LAWS(KER)-1986-3-14

MOHAMMED Vs. STATE OF KERALA

Decided On March 26, 1986
MOHAMMED Appellant
V/S
STATE OF KERALA Respondents

JUDGEMENT

(1.) THE appellant filed an application before the Forest tribunal for a declaration that an extent of 102. 78 acres of land is not a vested forest within the purview of the Kerala Private Forests (Vesting and assignment) Act, 1971 (for short'the Act' ). THE application was dismissed by the Forest Tribunal, except in regard to an extent of 2 acres which was found to be not a private forest. Hence this appeal.

(2.) THE material averments in the application are as follows: He purchased the land described therein as per Ext. Al assignment deed dated 16-1-1972 and the said land is part of an extensive area planted with rubber for which a licence was issued by the Rubber Board in 1961 in favour of the predecessors-in-title of the appellant. THE whole area was enjoyed as a full grown rubber estate by name "mahe Malappuram Estate", until it was ravaged by successive out-breaks of wild fire during the period immediately prior to Ext. Al assignment. THE appellant applied to the Rubber Board and obtained a licence for replanting rubber in this area and on the strength of the said licence planting operations were again made in the land. But due to continued labour unrest in the Estate it was not possible for the appellant to maintain the rubber plantation efficiently. Due to the lack of attention and maintenance of the rubber plants for a long period, wild growths or shrubs spread over the area and consequently major part of the rubber plantation became extinct. However a few rubber trees remain even now in the property, though in a scattered manner. When the labour disputes were settled the appellant made arrangements to replant the whole area with rubber. But at this juncture the Forest Officials obstructed the appellant from carrying on the said work on the plea that the area forms part of vested forest. As his requests to the Forest Officials to desist from obstructing him did not yield favourable results, he filed the application under S. 8 of the Act for the declaration as aforesaid.

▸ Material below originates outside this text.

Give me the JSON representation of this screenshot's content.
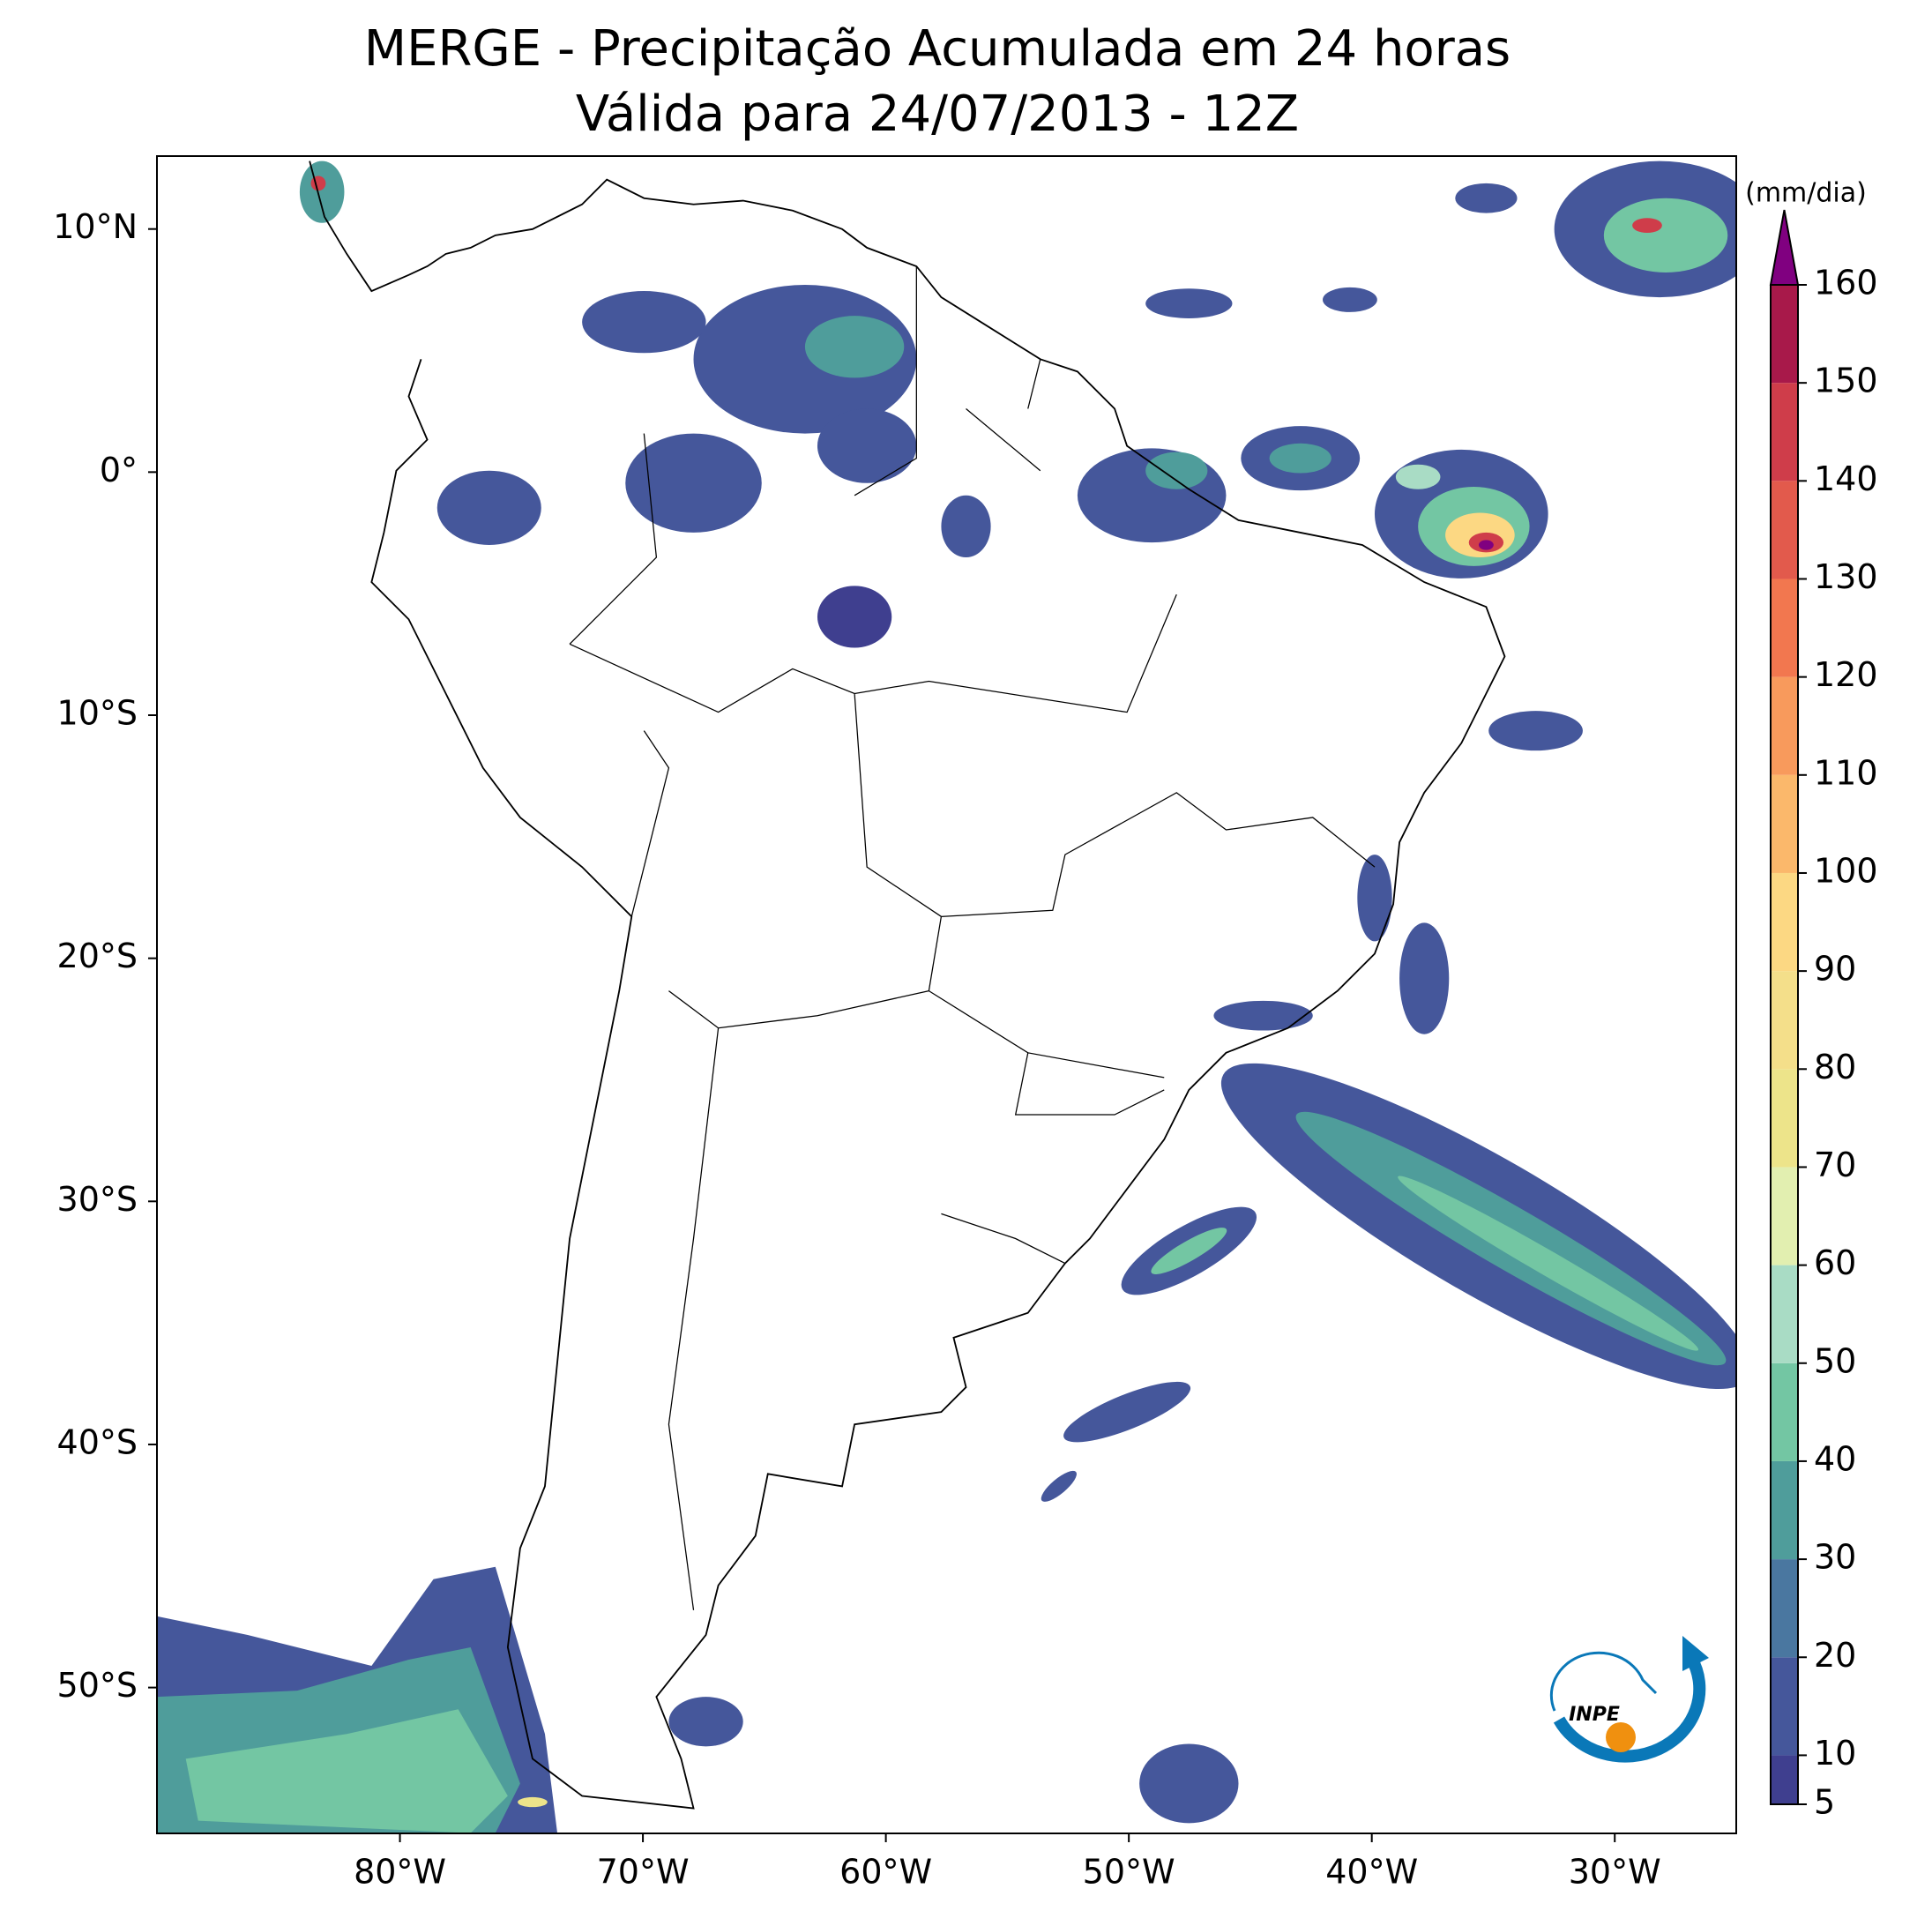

(3.) THE recitals in Ext. Al assignment deed show that as per the licence dated 21-3-1961 granted by the Rubber Board rubber had been planted in an area or of 300 acres including the disputed land, that rubber trees were destroyed by fire which broke out before and after 1966, that no proper maintenance could be done for the upkeep of the estate and that rubber trees are standing only here and there in the property at the time of the assignment. Though the said document was executed only a few months after 10-5-1971 the Forest Tribunal held that the recitals therein about the condition of the rubber plantation can be accepted as true. Hence it was found by the Forest Tribunal that the property had been planted with rubber in 1961 and that several rubber trees were destroyed by fire before and after 1966. THE tribunal took note of the fact that even R. W. I, the only witness examined on behalf of the respondents had not denied the above facts, but on the other hand r. W. 1 admitted that he had heard about the planting of rubber in this area and about their destruction by fire. Ext. A13 is an application for registration of a rubber estate filed by the appellant before the Rubber Board on 5-3-1973 for planting rubber in an area of 31. 57 hectares. THE Rubber Board made an endorsement in Ext. A13 treating the application as registered in the office of the Rubber Board on 25-5-1973. THE Forest Tribunal also noted from Ext. A13 that the appellant had planted rubber in the said portion soon after the assignment in 1972. But the Forest Tribunal found it difficult to accede to the appellant's claim because there were only "very few rubber trees in the property on 10-5-1971" and as such the Tribunal could not hold that the land was used principally for the cultivation of rubber as on 10-5-1971.